The improvements to the laboratory spaces allow for unprecedented innovation and collaboration among students, staff, and researchers. The drone laboratory is the first of its kind on a collegiate campus. A prominent architectural feature of the project, the drone lab is an exciting addition to the University that will allow for the advancement of technology and further engagement of students and staff. The Patrick J. Starr Solar Vehicle Project Laboratory brings the university’s famous solar car project to the forefront with a new drive in workshop with glass walls along the public interior corridor allowing observers a firsthand look. Knutson employed University of Minnesota students on the project as interns allowing for a hands-on learning experience and important relationship building with project stakeholders on their own campus.

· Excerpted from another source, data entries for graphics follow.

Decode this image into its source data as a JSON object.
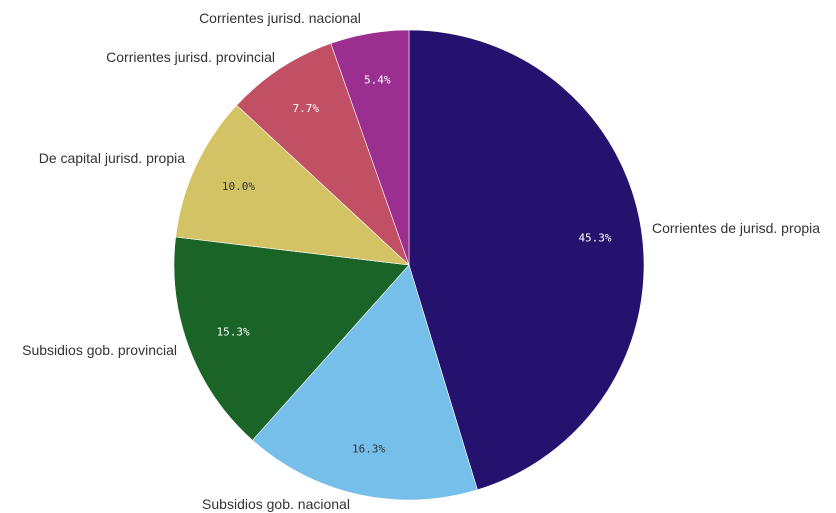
{
  "chart_data": {
    "type": "pie",
    "title": "",
    "start_angle_deg": 0,
    "direction": "clockwise",
    "slices": [
      {
        "label": "Corrientes de jurisd. propia",
        "value": 45.3,
        "value_label": "45.3%",
        "color": "#24126e",
        "value_color": "#ffffff"
      },
      {
        "label": "Subsidios gob. nacional",
        "value": 16.3,
        "value_label": "16.3%",
        "color": "#75bfea",
        "value_color": "#333333"
      },
      {
        "label": "Subsidios gob. provincial",
        "value": 15.3,
        "value_label": "15.3%",
        "color": "#1b6428",
        "value_color": "#ffffff"
      },
      {
        "label": "De capital jurisd. propia",
        "value": 10.0,
        "value_label": "10.0%",
        "color": "#d4c365",
        "value_color": "#333333"
      },
      {
        "label": "Corrientes jurisd. provincial",
        "value": 7.7,
        "value_label": "7.7%",
        "color": "#c25065",
        "value_color": "#ffffff"
      },
      {
        "label": "Corrientes jurisd. nacional",
        "value": 5.4,
        "value_label": "5.4%",
        "color": "#9b2f90",
        "value_color": "#ffffff"
      }
    ]
  }
}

Green & Sustainability Aspects
The architect has a sustainability design goal of B3 and minimizing energy consumption was a key objective for the University. Examples of the project’s sustainable features include:
+ Controlling mechanical equipment run times and air flow
+ Using ENERGY STAR equipment
+ Using occupancy sensors and monitors on HVAC and lighting systems
+ Using individual classroom controls
+ Adding and replacing windows for energy efficiency and to utilize more natural light
+ Replacing radiant heating system to insulating the building envelope to improve efficiency
Knutson was able to divert 88.58% from landfills through recycling programs. Special considerations were made with the material selection and construction of this project to minimize the need for future renovations and rebuilding ensuring it would last for generations to come.
Unique Project Features
+ First of its kind two-story drone flying laboratory with a 35-foot tall ceiling allows for researchers to test fly drones inside the building and allows spectators to watch from the second-floor observation areas through storefront-like windows.
+ Flexible collaborative workspaces encourage innovation between user groups
+ Writable walls and movable furniture
+ Glass walls that invite observers to view ongoing research inside the laboratories and create an open feel.
Challenges and Solutions
During construction, levels 3-5 of the building were occupied by researchers. Knutson had to ensure that construction dust and debris did not encroach on the areas where research was being conducted. The team also needed to provide a clean entry/exit to the building so that dust would not track onto other floors. Noise and vibration constraints also needed to be enforced in order to not disrupt research and very sensitive equipment.
To mitigate these risks, we installed vibration sensors to ensure we were not exceeding the threshold that would negatively impact equipment and research. We also implemented a texting hotline that was communicated with flyers and newsletters placed throughout the building that so that occupants could use it to inform the crews of any cleaning concerns throughout the duration of the project.